Seseorang yang hidup pasti akan mati. Hal ini merupakan suatu kenyataan yang pahit tetapi pasti akan terjadi suatu hari nanti. Tidak ada seseorang yang bisa menangkal dan menghindari kematiannya. Perihal kematian akan selalu menjadi topik yang menyedihkan bagi setiap manusia, baik yang menjalaninya maupun orang-orang disekitarnya. Dalam psikologi, seorang tokoh menciptakan sebuah teori tentang fase-fase seseorang dalam menghadapi sebuah kematian.
Kubler-Ross (1970) telah menemukan sebuah teori tentang kematian. Teori ini menjelaskan tentang bagaimana seseorang melewati fase-fase menjelang kematian dari yang awalnya menolak keadaan tersebut hingga pada akhirnya bisa menerima keadaannya.

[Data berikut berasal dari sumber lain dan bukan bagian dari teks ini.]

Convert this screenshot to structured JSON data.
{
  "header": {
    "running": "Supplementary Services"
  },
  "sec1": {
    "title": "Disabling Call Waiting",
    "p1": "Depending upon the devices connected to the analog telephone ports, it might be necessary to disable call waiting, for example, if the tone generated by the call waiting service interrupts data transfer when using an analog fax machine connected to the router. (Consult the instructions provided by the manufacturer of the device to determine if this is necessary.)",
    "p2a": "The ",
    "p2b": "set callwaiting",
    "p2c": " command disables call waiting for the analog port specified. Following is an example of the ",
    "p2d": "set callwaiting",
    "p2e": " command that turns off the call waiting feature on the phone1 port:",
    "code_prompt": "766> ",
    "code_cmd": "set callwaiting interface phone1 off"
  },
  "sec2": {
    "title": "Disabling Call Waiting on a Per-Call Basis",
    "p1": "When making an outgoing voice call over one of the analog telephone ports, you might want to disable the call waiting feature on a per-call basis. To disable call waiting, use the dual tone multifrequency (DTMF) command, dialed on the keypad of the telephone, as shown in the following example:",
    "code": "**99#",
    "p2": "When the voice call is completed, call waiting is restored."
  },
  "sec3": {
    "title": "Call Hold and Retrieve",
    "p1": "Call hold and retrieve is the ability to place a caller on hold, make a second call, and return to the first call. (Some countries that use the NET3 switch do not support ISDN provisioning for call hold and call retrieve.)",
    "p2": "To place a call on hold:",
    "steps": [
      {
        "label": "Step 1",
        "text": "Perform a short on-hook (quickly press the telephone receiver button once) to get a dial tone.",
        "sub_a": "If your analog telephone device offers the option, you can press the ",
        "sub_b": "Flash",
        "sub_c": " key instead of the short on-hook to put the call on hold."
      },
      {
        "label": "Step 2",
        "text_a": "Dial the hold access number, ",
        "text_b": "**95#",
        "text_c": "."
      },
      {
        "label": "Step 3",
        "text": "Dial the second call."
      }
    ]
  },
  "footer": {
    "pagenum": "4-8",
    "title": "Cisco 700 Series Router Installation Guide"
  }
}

Tahapan ini dibagi menjadi 5 fase perilaku dan pemikiran saat seseorang dihadapkan menjelang kematian.
- Tahap 1: Menyangkal dan Isolasi (Denial and Isolation)

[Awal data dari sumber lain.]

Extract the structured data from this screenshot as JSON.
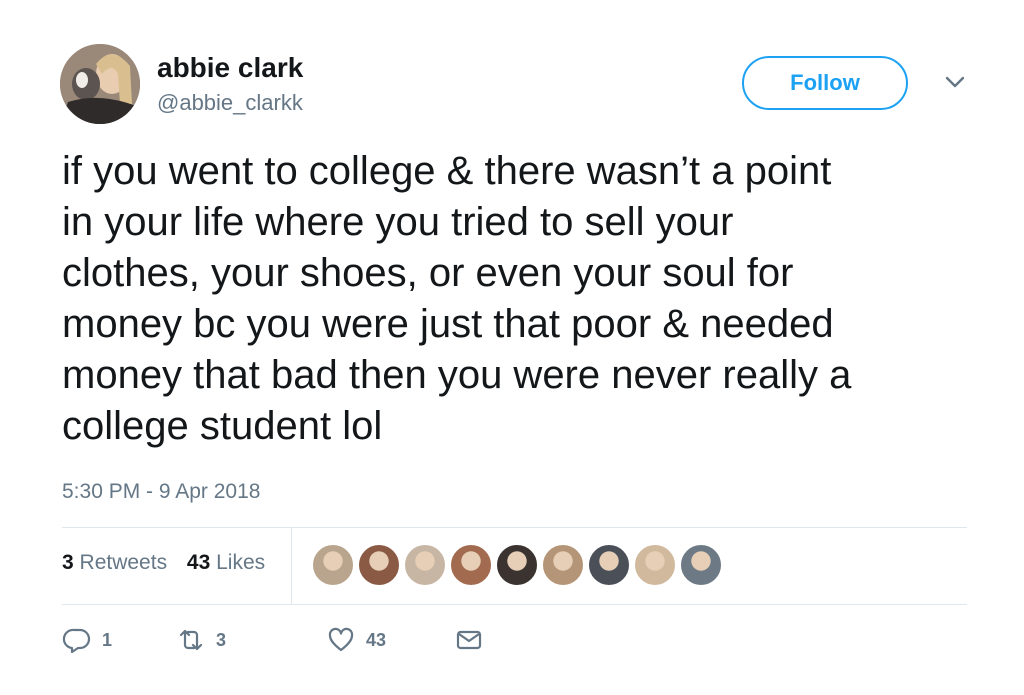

Menyangkal merupakan tahapan pertama yang seseorang alami saat Ia dihadapkan dengan kenyataan menjelang kematian. Pada tahapan ini, seseorang akan tetap menyangkal keadaannya hingga fase ini dapat berkurang seiring dengan adanya kesadaran akan kematian, serta adanya pertimbangan finansial dan memberatkan keluarga (Santrock, 2018).
Pada orang-orang yang berduka, mereka akan menolak untuk menerima suatu kebenaran, bahwa Ia telah kehilangan seseorang yang disayang karena pada fase ini seseorang akan mengalami patah hati yang begitu dalam. Ia lebih memilih realita yang Ia sukai yaitu mempercayai bahwa orang yang tersayang masih berada di dekatnya (Wang & Wang 2021). Keadaan ini bersifat sementara dan pada akhirnya seseorang akan memasuki fase yang kedua.
- Tahap 2: Kemarahan (Anger)
Penyangkalan merupakan hal yang tidak dapat bertahan dalam waktu yang lama. Seseorang akan berubah menghadapi fase kemarahan dan cenderung akan membenci serta iri terhadap orang-orang yang belum menemui kematiannya (Santrock, 2018). Pada tahapan ini, seseorang akan bertanya-tanya mengapa harus dia yang mengalami kematian. Kemarahan tersebut akan diproyeksikan kepada orang-orang sekitarnya seperti penjaganya, dokter, perawat, anggota keluarga, bahkan Tuhan sekalipun.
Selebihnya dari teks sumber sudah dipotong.